EL Observador

17:34 hrs. Viernes 30 de marzo de 2012 Sebastián Godoy Rivas

Tolerancia Cero

La nueva Ley de alcoholes, denominada como "tolerancia cero", viene a imponer una fuerte restricción al consumo de alcohol para las personas que conducen vehículos motorizados. Esta restricción basa su coerción y su capacidad de persuasión en el aumento de sanciones para los conductores sorprendidos con niveles de alcohol que actualmente son inferiores a la normativa anterior ("bajo la influencia del alcohol" entre 0.3 a 0.79, y en estado de ebriedad desde los 0.8 gramos de alcohol por litro de sangre). Si una persona es sorprendida manejando bajo la influencia del alcohol o en estado de ebriedad se arriesga a fuertes sanciones, llegando a la suspensión de por vida de la licencia de conducir. Tales consecuencias varían según el nivel de alcohol en la sangre, los daños causados (tanto a terceras personas como infraestructura) y la reincidencia. En este contexto cabe destacar que ya se aplicó la primera suspensión de por vida de la licencia de conducir a una persona sorprendida por tercera vez manejando en estado de ebriedad, sumándose una multa de 2 UTM y reclusión nocturna por 61 días.

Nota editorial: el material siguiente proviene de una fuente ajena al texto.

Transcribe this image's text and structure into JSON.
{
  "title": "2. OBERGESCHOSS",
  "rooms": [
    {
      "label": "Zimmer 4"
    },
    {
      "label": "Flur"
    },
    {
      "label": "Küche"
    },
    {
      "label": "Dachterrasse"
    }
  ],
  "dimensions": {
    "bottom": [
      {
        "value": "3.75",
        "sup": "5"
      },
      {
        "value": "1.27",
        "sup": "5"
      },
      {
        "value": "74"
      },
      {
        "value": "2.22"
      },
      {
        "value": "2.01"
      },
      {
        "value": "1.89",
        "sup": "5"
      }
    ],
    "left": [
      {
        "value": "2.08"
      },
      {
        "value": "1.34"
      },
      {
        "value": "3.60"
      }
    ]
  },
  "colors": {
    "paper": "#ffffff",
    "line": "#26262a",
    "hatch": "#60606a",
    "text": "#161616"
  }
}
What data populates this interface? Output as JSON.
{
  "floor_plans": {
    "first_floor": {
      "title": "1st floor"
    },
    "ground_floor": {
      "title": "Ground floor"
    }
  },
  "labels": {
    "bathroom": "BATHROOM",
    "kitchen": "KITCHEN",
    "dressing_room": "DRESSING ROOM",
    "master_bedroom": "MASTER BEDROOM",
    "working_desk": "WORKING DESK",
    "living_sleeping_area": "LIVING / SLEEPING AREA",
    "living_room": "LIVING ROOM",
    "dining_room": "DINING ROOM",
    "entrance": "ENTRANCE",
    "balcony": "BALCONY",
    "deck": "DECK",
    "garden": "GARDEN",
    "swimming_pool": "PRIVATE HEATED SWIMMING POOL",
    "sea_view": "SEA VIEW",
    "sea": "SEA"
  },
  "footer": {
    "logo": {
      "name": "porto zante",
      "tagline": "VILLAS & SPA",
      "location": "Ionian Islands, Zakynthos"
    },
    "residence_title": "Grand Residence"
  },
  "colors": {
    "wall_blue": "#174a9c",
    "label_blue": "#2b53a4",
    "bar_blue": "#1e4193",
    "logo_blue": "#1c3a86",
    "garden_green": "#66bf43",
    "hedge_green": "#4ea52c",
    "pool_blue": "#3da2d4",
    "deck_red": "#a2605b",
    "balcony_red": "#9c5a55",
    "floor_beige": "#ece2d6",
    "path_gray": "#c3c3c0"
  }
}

A partir de esta nueva legislación surgen las legítimas preguntas: ¿Cuál es la razón de elevar las sanciones?, ¿una nueva legislación tiene la capacidad de cambiar la conducta de las personas?

El espíritu de la nueva Ley es generar un cambio cultural en la sociedad, borrar de la mentalidad colectiva el famoso chilenismo "curao manejo mejor". Este cambio de actitud en las personas debe generar un estado de conciencia colectiva e individual respecto de la conducción sin consumo de alcohol. La idea es que cuando una persona sepa que va a consumir alcohol, tenga previsto otro medio de transporte para trasladarse o busque otra persona que conduzca sin beber alcohol; lo importante es que debe ser eliminado como opción el conducir con alcohol en el organismo.

Una transformación cultural que se refleje en el cambio de conducta de las personas es una meta que se debe proyectar al menos en un mediano plazo; por ello, se deben generar políticas públicas orientadas a la educación vial, la prevención precoz del consumo de drogas (entre ellas la droga legal llamada "alcohol"); finalmente se deben aumentar las exigencias para la obtención de la licencia de conducir. Esta tarea debe ser asumida como sociedad en su conjunto; por lo tanto, es importante que estas medidas sean socializadas desde la familia, incluyendo a niños, niñas, adolescentes y adultos.